Some of the most popular hairstyles for women of that era was the beehive and the Vidal Sassoon haircut. Celebrities like Bridgette Bardot popularized the messy beehive. The Vidal Sassoon haircut looked somewhat like an angled bob, with a sharper thinner and pointy front section and a shorter, thicker back section. This style was also worn by Mary Quant. The bouffant was also pretty popular back then. So, if you’re wanting to replicate a 60’s look for a special event, you can recreate this yourself, or request your hair stylist to do so. 


What did people wear in the 60’s?

Women’s fashion was largely shaped by various influences in the 60s. One such influence was the hippie counter culture. This was a movement that opposed the repressive styles of the earlier era. Freedom was a cornerstone for the hippie counter culture, and this flowed over into clothing. This birthed loose free spirited and whimsical clothing like the peasant top, which also forms part of modern day boho fashion. Other clothing synonymous with hippie style was the flare leg pants and bell bottoms. The era also birthed sub cultures like beatnik and mod. Mod fashion was influenced mainly by British trends, especially the fashion coming from London. The beatnik sub culture was mainly derived from the arts, and epitomized a simple style of clothing that included berets, loafers and striped prints.

What were the fashion trends in the 1960s?

Fashion trends in the 60s included the birth of the miniskirt. Today, the miniskirt is still worn throughout the world. Other trends included the Lolita dress, which is an enduring style internationally too. The shift dress was worn in the 60s and is now better known as the trapeze dress. Suits for women was also popularized in the 60s. This was simply a softer, more feminine variation of the men’s suit. Women also wore their suits in a variety of bright and sometimes pastel colors.
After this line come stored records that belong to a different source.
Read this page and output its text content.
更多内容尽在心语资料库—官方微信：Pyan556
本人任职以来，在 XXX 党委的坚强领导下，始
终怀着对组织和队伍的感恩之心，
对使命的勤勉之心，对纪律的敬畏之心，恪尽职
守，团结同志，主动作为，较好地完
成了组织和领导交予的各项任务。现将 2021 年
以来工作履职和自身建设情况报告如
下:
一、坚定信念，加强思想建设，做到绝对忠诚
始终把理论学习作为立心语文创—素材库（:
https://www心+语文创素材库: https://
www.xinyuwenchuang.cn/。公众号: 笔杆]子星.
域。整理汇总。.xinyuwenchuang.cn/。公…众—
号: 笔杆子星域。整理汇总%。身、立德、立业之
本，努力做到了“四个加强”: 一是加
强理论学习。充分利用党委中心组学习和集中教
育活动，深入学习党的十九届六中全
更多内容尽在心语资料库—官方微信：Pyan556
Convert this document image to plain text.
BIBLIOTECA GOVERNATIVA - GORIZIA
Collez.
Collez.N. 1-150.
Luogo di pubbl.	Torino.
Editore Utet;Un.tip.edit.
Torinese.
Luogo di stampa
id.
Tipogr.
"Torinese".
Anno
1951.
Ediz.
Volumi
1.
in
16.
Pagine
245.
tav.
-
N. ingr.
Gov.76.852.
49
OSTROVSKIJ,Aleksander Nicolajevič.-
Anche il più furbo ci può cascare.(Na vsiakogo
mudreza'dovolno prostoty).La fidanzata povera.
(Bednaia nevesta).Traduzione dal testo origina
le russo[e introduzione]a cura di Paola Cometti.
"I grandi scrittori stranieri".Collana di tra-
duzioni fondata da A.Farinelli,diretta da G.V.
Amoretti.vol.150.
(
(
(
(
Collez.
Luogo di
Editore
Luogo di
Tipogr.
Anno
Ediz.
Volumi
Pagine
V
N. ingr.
They also wore skirt suits, which comprised a pencil skirt, with a short jacket and sometime a pillbox hat. The suit and pillbox hat look was also popularized by Jackie Onassis. Go-go boots, Capri pants, bell bottoms and orange and brown shaded clothing also trended back then. Designers of the era introduced two-toned dresses too. So essentially, they moved from designing monotone apparel to dresses in black and white.